Behauptung: Die Strahlenschutz-Grenzwerte nehmen Strahlenschäden in Kauf.

Die EWS behaupten (Originalgrund)

Noch heute werden die zulässigen Emissionen von Atomanlagen anhand eines fiktiven ›reference man‹ berechnet. Der ist stets jung, gesund und männlich. Dass ältere Menschen, Frauen, Kinder, Kleinkinder und Embryos zum Teil deutlich empfindlicher auf radioaktive Strahlung reagieren, fällt dabei unter den Tisch.

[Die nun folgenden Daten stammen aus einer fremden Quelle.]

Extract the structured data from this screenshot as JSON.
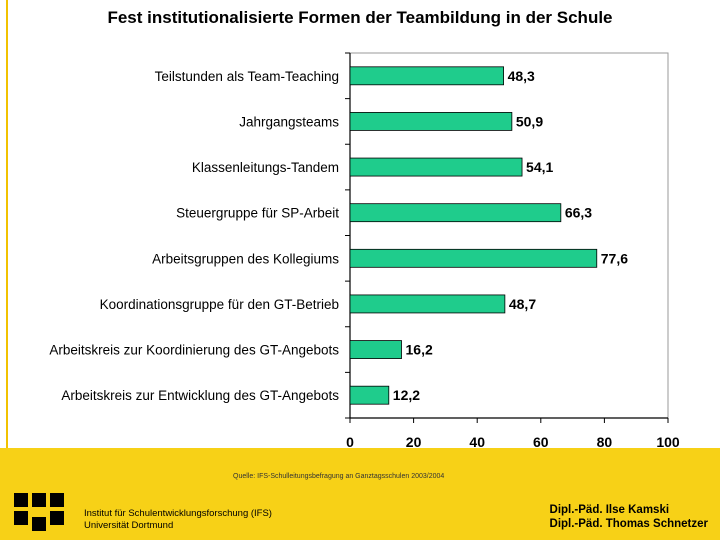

Die internationalen und nationalen Strahlenschutz-Grenzwerte nahmen von Anfang an Strahlenschäden der Bevölkerung in Kauf. Es ging darum, »einen vernünftigen Spielraum für die Expansion der Atomenergieprogramme« zu gewährleisten.

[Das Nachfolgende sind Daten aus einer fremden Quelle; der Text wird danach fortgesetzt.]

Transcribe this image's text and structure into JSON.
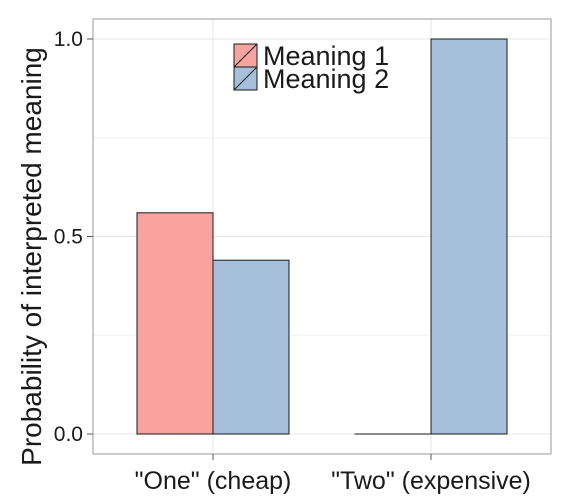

„Weiterführende Informationen” der EWS

Richtig ist …

Die Autoren bedienen sich offenkundig des Argumentum ad misericordiam (Mitleidsargument), die Aussage ist jedoch absolut irrational. Grenzwerte für Emissionen aus Kernkraftwerken orientieren sich nicht am ›reference man‹, sondern an der natürlichen Radioaktivität, der bislang bei allen Personen keinerlei schadhafte Wirkung nachgewiesen wurde. Die Behauptung des IPPNW, die IAEA (International Atomic Energy Agency) würde die WHO für ihre Zwecke knebeln, soll auch noch als Beispiel für die hier unterstellte Rücksichtslosigkeit der „Atomindustrie“ herhalten, wie man dem angefügten Dokument des IPPNW-Artikels entnehmen solle. Dort wird aber eine wechselseitige Kooperation auf Augenhöhe beschrieben, von einer Knebelung kann gar keine Rede sein.

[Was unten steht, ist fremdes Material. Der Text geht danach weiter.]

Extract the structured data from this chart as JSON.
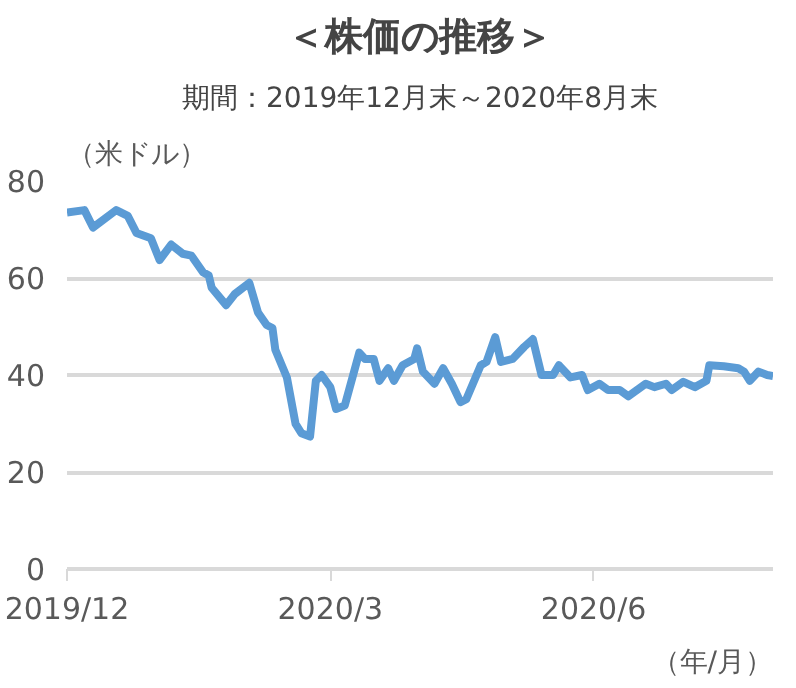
{
  "chart_data": {
    "type": "line",
    "title": "＜株価の推移＞",
    "subtitle": "期間：2019年12月末～2020年8月末",
    "ylabel": "（米ドル）",
    "xlabel": "（年/月）",
    "x": [
      "2019-12-31",
      "2020-01-06",
      "2020-01-09",
      "2020-01-17",
      "2020-01-21",
      "2020-01-24",
      "2020-01-29",
      "2020-02-01",
      "2020-02-05",
      "2020-02-09",
      "2020-02-12",
      "2020-02-16",
      "2020-02-18",
      "2020-02-19",
      "2020-02-24",
      "2020-02-27",
      "2020-03-03",
      "2020-03-06",
      "2020-03-09",
      "2020-03-11",
      "2020-03-12",
      "2020-03-16",
      "2020-03-19",
      "2020-03-21",
      "2020-03-24",
      "2020-03-26",
      "2020-03-28",
      "2020-03-31",
      "2020-04-02",
      "2020-04-05",
      "2020-04-10",
      "2020-04-12",
      "2020-04-15",
      "2020-04-17",
      "2020-04-20",
      "2020-04-22",
      "2020-04-25",
      "2020-04-29",
      "2020-04-30",
      "2020-05-02",
      "2020-05-06",
      "2020-05-09",
      "2020-05-12",
      "2020-05-15",
      "2020-05-17",
      "2020-05-22",
      "2020-05-24",
      "2020-05-27",
      "2020-05-29",
      "2020-06-02",
      "2020-06-06",
      "2020-06-09",
      "2020-06-12",
      "2020-06-16",
      "2020-06-18",
      "2020-06-22",
      "2020-06-26",
      "2020-06-28",
      "2020-07-02",
      "2020-07-05",
      "2020-07-09",
      "2020-07-12",
      "2020-07-15",
      "2020-07-18",
      "2020-07-21",
      "2020-07-25",
      "2020-07-27",
      "2020-07-31",
      "2020-08-04",
      "2020-08-08",
      "2020-08-09",
      "2020-08-14",
      "2020-08-19",
      "2020-08-21",
      "2020-08-23",
      "2020-08-26",
      "2020-08-29",
      "2020-08-31"
    ],
    "series": [
      {
        "color": "#5b9bd5",
        "values": [
          73.5,
          74,
          70.4,
          74,
          72.8,
          69.3,
          68.2,
          63.7,
          66.9,
          65,
          64.6,
          61.2,
          60.5,
          58,
          54.4,
          56.7,
          59,
          52.9,
          50.3,
          49.7,
          45.2,
          39.5,
          29.9,
          28,
          27.3,
          38.8,
          40,
          37.5,
          33,
          33.7,
          44.6,
          43.3,
          43.3,
          38.8,
          41.4,
          38.8,
          42,
          43.3,
          45.5,
          40.7,
          38.2,
          41.4,
          38.2,
          34.4,
          35,
          42,
          42.7,
          47.8,
          42.7,
          43.3,
          45.8,
          47.4,
          40,
          40,
          42,
          39.5,
          40,
          36.9,
          38.2,
          36.9,
          36.9,
          35.6,
          36.9,
          38.2,
          37.5,
          38.2,
          36.9,
          38.6,
          37.5,
          38.8,
          42,
          41.8,
          41.4,
          40.7,
          38.8,
          40.7,
          40,
          39.8
        ]
      }
    ],
    "xlim": [
      "2019-12-31",
      "2020-08-31"
    ],
    "xticks": [
      {
        "value": "2019-12-31",
        "label": "2019/12"
      },
      {
        "value": "2020-03-31",
        "label": "2020/3"
      },
      {
        "value": "2020-06-30",
        "label": "2020/6"
      }
    ],
    "ylim": [
      0,
      80
    ],
    "yticks": [
      0,
      20,
      40,
      60,
      80
    ],
    "grid": "y",
    "line_style": "solid"
  }
}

Die maximalen hypothetischen „Belastungen” in der unmittelbaren Umgebung eines KKW betragen selbst unter extrem konservativen Annahmen nicht mehr als 1% der natürlichen, wahrscheinlich sogar nur 0,05% bis 0,1%, entsprechend einigen Mikrosievert pro Jahr. Zum Vergleich: Allein der Verzehr einer Banane „belastet“ den Körper mit 0,1 Mikrosievert (Kalium-40). Die „Belastung“ durch natürliche Strahlung beträgt im Mittel 6 Mikrosievert pro Tag in Deutschland und 20 Mikrosievert pro Tag gemittelt über Finnland. In Deutschland schwankt die „Belastung“ von 5 bis 12 Mikrosievert pro Tag über der Landkarte. Damit ist allein die Schwankung der Tagesdosis 70-mal größer als die „Belastung“ einer Banane und ein paar Mal so groß wie die Jahresbelastung durch Kernkraftwerke.

Wie die Fachzeitschrift „Nature” 2011 berichtete, zeigen britische Studien eindeutig, dass eine Erhöhung der Krebsrate bei Kindern in der Nähe von Kernkraftwerken auch über einen Zeitraum von 35 Jahren nicht erkennbar ist.